Pour ma part, je commente donc, dans le cadre de ce rapport spécial, les crédits de la seule action 7 « Développement international des entreprises et attractivité du territoire » du programme 134. Ces crédits s'élèvent, dans le PLF pour 2015, à 108,8 millions d'euros. Ils servent à financer à 100 % les subventions pour charges de service public, qui seront versées à la future agence issue de la fusion, actuellement en cours, d'Ubifrance et de l'Agence française pour les investissements internationaux (AFII).

Les crédits alloués au dispositif de développement international des entreprises et à l'attractivité du territoire sont donc présentés dans la mission « Économie ». Je vous fais part de toutes ces précisions pour vous montrer la complexité du sujet. En avril dernier, le portefeuille du commerce extérieur a été placé sous l'égide du ministre des affaires étrangères, dans une logique d'unification de l'action extérieure de l'État. Pourtant, c'est vous, monsieur Macron, qui êtes présent devant nous, pour en présenter les crédits. Voilà une organisation budgétaire peu lisible, qui, je l'espère, sera revue l'année prochaine. Je vous demande, monsieur le ministre, d'y travailler avec les membres du Gouvernement.

L'autre grande évolution de l'année, c'est la fusion entre Ubifrance et l'AFII. Je suis intimement persuadée que cette fusion renforcera nos actions en faveur du développement international des entreprises, grâce à la mutualisation des réseaux, notamment, mais aussi au partage des savoir-faire.
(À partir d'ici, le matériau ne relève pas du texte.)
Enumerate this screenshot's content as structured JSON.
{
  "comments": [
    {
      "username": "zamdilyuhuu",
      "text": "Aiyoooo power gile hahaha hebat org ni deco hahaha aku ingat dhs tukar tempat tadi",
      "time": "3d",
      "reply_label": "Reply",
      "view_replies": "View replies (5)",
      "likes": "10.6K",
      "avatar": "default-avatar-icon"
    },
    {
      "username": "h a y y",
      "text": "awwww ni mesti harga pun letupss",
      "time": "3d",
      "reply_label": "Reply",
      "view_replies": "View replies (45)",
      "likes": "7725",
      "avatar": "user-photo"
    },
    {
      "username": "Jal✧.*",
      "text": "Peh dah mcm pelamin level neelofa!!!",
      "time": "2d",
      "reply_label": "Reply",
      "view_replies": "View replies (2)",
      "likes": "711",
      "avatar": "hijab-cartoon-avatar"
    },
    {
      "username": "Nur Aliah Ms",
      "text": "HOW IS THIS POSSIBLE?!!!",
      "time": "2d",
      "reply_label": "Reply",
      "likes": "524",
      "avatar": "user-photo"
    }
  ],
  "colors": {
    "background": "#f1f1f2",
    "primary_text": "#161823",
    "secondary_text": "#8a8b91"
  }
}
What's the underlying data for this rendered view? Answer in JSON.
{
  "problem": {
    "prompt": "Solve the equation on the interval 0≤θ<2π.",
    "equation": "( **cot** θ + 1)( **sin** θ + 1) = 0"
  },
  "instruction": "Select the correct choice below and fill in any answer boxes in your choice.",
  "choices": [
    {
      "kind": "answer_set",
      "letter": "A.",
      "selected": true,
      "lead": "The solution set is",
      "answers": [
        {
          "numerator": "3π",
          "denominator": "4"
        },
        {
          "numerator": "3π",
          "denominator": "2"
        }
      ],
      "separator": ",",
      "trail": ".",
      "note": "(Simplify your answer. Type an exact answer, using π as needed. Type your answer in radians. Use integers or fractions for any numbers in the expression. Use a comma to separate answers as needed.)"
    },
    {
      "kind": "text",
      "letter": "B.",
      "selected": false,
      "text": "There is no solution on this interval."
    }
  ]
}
Cette fusion devrait, à terme, générer des économies. Toutefois, lors de différentes auditions, notamment celle de Mme Muriel Pénicaud et du président Bacquet, j'ai été alertée sur un point central : le coût de la fusion. La fusion doit être effective au 1er janvier 2015, mais, monsieur Eckert, elle n'est pas financée. Au total, ce sont environ 3,2 millions d'euros qui manquent pour 2014 et 5 millions pour 2015. Ce point est confirmé par la Direction générale du Trésor, également auditionnée.

Monsieur le ministre, où en est-on ? La fusion pourra-t-elle être réellement effective au 1er janvier 2015 ?

Je l'ai dit, la subvention pour charges de service public allouée à la nouvelle agence fusionnée s'élève à 108,8 millions d'euros, ce qui représente une baisse, que je ne conteste pas dans le contexte que nous connaissons. Mais il convient d'être vigilant sur le fait que la part des ressources propres des deux agences n'a cessé d'augmenter au détriment du soutien public et que celle-ci ne peut pas croître davantage sans remettre en cause la mission de service public de l'opérateur. Quel sera le modèle économique de la future agence fusionnée ?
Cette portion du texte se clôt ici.